Saying this, spotting the moment Vargo was spent after a hack, he suddenly ducked and charged forward, slamming his shoulder hard into the opponent's chest.

"Urgh!"

Vargo groaned. His already unsteady stance faltered immediately. staggering backward, he fell, unable to hold onto the broadsword, which flew from his hand and landed in the mud a few steps away.

Seeing this, Urswyck immediately pounced excitedly, but he didn't expect the opponent to kick out while falling, striking his wrist directly and sending his longsword flying as well.

Seizing this opportunity, Vargo rolled over violently, pinning Urswyck beneath him instead. Hands choking Urswyck's neck, he simultaneously lowered his head, opened his mouth to reveal yellow-black teeth, and bit viciously into Urswyck's face!

"Aagh!!!"

Urswyck let out a wretched scream as a chunk of flesh was torn off.

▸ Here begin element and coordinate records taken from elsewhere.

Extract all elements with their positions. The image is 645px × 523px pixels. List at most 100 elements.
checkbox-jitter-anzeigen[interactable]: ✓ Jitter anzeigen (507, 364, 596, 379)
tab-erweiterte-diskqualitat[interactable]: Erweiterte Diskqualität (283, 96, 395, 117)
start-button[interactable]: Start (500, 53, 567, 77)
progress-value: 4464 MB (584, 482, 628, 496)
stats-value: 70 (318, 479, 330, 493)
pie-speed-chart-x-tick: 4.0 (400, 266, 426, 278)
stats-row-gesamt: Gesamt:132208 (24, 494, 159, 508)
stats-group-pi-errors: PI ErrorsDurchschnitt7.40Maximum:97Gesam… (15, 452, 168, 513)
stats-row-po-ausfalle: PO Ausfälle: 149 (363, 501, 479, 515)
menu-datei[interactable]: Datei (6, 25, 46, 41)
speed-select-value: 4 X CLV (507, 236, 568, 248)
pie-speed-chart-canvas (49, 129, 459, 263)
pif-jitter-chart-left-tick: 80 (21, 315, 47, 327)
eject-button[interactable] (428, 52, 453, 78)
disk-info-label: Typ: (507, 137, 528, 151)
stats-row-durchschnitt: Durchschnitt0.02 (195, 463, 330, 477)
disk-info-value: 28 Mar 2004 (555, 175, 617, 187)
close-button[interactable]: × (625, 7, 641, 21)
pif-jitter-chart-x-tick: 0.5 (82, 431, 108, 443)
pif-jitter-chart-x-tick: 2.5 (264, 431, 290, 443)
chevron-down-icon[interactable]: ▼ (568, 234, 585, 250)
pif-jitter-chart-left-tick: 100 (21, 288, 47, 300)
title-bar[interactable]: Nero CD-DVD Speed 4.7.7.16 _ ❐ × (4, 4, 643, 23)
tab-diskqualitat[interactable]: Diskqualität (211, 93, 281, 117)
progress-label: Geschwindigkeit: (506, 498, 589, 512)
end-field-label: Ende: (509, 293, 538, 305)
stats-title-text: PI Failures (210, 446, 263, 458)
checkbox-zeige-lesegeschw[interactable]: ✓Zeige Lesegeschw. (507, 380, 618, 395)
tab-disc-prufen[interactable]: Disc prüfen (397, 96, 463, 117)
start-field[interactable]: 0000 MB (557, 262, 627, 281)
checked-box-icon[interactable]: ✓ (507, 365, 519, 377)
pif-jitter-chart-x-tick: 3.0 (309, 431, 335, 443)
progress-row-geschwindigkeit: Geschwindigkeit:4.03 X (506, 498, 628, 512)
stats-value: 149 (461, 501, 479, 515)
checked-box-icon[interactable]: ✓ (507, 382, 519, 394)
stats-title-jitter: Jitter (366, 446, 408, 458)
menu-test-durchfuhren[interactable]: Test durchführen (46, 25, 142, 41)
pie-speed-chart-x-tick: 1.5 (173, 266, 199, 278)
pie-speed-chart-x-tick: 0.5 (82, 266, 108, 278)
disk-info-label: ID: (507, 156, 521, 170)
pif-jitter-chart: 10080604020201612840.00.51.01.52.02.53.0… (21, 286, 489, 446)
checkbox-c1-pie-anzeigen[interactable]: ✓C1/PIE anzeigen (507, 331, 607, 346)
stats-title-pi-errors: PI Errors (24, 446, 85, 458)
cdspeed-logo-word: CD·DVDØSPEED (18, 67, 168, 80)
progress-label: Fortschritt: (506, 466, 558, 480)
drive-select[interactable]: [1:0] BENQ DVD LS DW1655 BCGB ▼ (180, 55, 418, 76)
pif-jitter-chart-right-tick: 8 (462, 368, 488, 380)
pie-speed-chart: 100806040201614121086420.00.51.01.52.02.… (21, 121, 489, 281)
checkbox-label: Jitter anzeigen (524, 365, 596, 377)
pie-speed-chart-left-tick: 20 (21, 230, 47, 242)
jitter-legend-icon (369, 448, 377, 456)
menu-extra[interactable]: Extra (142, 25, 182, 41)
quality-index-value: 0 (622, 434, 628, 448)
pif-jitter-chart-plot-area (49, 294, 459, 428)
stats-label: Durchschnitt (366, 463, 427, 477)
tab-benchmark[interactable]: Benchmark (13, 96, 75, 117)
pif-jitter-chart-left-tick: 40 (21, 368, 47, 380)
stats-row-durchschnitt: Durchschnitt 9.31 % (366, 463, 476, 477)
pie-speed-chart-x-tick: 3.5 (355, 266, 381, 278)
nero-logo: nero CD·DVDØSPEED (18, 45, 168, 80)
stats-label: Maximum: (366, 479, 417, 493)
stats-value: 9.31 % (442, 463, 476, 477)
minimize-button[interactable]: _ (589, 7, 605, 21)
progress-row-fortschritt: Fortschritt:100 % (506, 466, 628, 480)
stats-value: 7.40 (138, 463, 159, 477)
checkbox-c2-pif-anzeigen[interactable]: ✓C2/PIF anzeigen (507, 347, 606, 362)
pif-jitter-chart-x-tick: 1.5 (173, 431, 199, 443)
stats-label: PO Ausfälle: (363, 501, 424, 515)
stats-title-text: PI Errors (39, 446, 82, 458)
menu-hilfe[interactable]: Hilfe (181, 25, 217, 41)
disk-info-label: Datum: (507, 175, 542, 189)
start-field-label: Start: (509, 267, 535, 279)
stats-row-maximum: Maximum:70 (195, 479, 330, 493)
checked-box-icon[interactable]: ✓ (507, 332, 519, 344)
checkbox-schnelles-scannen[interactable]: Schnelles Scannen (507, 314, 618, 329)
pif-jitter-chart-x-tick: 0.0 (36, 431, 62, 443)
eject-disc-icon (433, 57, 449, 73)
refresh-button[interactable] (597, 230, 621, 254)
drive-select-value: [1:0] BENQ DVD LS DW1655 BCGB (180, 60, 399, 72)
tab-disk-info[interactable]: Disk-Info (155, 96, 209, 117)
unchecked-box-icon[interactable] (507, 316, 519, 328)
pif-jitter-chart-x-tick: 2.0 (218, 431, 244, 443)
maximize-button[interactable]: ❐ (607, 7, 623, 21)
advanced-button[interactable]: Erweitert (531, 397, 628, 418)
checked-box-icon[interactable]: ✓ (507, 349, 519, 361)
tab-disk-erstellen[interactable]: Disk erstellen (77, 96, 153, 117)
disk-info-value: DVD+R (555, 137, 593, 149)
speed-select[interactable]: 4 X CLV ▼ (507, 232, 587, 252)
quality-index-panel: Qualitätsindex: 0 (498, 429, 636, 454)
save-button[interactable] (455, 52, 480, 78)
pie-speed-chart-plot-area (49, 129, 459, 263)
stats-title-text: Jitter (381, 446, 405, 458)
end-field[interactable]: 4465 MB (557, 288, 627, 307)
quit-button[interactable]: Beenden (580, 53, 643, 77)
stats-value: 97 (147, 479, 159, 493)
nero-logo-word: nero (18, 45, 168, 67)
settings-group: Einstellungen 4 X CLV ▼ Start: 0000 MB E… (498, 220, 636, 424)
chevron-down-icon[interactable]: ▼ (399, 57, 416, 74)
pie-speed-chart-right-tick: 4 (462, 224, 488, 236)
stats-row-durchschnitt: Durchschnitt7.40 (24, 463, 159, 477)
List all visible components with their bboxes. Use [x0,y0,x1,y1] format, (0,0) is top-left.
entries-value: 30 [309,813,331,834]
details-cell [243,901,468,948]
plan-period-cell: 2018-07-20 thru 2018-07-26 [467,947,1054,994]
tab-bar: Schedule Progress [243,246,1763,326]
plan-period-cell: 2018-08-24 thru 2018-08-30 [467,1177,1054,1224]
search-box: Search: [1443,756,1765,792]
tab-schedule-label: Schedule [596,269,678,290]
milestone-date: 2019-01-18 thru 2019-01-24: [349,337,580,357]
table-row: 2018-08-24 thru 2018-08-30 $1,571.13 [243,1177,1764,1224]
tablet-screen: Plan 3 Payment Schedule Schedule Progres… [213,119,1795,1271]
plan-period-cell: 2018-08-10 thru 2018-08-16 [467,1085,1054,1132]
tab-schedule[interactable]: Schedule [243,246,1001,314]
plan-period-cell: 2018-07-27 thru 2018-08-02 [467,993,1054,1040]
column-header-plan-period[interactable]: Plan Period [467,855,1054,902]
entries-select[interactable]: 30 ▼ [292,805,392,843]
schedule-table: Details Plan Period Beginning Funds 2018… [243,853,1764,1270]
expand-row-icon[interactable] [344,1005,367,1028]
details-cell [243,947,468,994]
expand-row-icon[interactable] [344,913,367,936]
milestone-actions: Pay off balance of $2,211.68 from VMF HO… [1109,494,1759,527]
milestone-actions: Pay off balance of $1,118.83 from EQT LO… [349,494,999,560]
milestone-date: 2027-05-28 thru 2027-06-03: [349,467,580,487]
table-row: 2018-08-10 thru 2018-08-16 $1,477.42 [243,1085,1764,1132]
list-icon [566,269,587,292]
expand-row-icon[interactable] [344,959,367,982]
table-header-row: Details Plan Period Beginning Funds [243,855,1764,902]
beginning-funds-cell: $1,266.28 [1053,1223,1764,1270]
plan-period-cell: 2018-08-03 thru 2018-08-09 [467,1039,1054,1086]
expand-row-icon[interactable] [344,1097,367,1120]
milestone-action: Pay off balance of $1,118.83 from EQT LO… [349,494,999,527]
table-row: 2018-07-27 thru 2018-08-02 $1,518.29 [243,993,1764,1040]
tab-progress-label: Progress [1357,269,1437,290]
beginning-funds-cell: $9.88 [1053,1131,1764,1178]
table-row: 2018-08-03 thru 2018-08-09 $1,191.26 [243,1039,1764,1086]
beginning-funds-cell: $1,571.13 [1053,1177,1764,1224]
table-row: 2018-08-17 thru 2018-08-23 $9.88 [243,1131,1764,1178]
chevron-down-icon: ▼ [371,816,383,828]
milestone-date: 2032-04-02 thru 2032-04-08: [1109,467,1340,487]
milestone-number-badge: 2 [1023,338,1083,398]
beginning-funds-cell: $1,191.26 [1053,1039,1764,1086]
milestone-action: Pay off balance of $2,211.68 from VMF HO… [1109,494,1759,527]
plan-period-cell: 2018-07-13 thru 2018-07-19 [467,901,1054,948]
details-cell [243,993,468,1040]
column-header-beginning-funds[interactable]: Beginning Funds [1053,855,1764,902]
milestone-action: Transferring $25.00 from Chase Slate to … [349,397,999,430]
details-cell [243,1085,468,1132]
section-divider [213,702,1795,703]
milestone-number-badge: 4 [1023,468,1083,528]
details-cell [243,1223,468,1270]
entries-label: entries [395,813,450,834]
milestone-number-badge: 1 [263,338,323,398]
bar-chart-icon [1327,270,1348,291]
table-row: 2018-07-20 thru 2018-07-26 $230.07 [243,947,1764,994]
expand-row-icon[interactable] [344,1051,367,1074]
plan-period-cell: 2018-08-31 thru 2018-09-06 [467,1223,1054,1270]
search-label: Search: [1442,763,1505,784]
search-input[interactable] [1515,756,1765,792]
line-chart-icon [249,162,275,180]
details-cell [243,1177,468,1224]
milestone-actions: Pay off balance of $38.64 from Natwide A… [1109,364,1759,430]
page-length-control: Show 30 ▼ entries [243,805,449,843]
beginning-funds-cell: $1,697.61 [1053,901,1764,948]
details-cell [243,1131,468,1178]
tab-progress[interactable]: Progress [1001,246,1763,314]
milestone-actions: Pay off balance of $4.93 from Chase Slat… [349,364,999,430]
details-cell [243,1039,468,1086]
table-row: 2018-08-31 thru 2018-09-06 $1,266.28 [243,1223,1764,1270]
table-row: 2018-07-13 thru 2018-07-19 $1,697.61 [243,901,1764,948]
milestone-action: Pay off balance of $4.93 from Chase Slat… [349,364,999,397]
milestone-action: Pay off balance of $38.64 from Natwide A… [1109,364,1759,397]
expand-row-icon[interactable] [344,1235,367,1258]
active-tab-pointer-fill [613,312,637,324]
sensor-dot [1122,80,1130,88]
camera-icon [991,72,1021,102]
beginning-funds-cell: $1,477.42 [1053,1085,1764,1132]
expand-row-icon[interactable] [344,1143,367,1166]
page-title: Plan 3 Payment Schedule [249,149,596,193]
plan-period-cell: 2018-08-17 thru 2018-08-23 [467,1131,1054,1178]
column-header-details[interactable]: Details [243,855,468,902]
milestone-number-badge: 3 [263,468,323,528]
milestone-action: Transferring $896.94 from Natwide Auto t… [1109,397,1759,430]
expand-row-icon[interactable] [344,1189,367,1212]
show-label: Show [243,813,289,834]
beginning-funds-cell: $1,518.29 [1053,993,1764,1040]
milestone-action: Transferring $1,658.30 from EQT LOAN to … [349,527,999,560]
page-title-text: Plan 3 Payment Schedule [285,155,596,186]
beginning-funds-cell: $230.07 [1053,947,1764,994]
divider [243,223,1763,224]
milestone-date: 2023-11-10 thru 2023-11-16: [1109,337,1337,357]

The intense pain triggered his ferocity. He curled his fingers and gouged viciously at the festering, oozing wound on Vargo's ear!

Squelch...

Foul pus and blood were dug out. Vargo let out a howl even more miserable than Urswyck's, his entire body convulsing from the pain that shot straight to his nerves.

On the muddy ground, the two highest-ranking men of the once-arrogant Brave Companions were now like beasts fighting for mating rights, using the most primitive, ugliest methods to fight for the right to survive.

Swordsmanship, honor, dignity—all vanished at this moment, leaving only naked instinct.

And at this moment, the instigator of all this had unknowingly climbed up a crooked-neck tree, quietly enjoying the chaotic scene below, smiling with satisfaction.

"Heh... Picking apples for over a decade finally came in handy."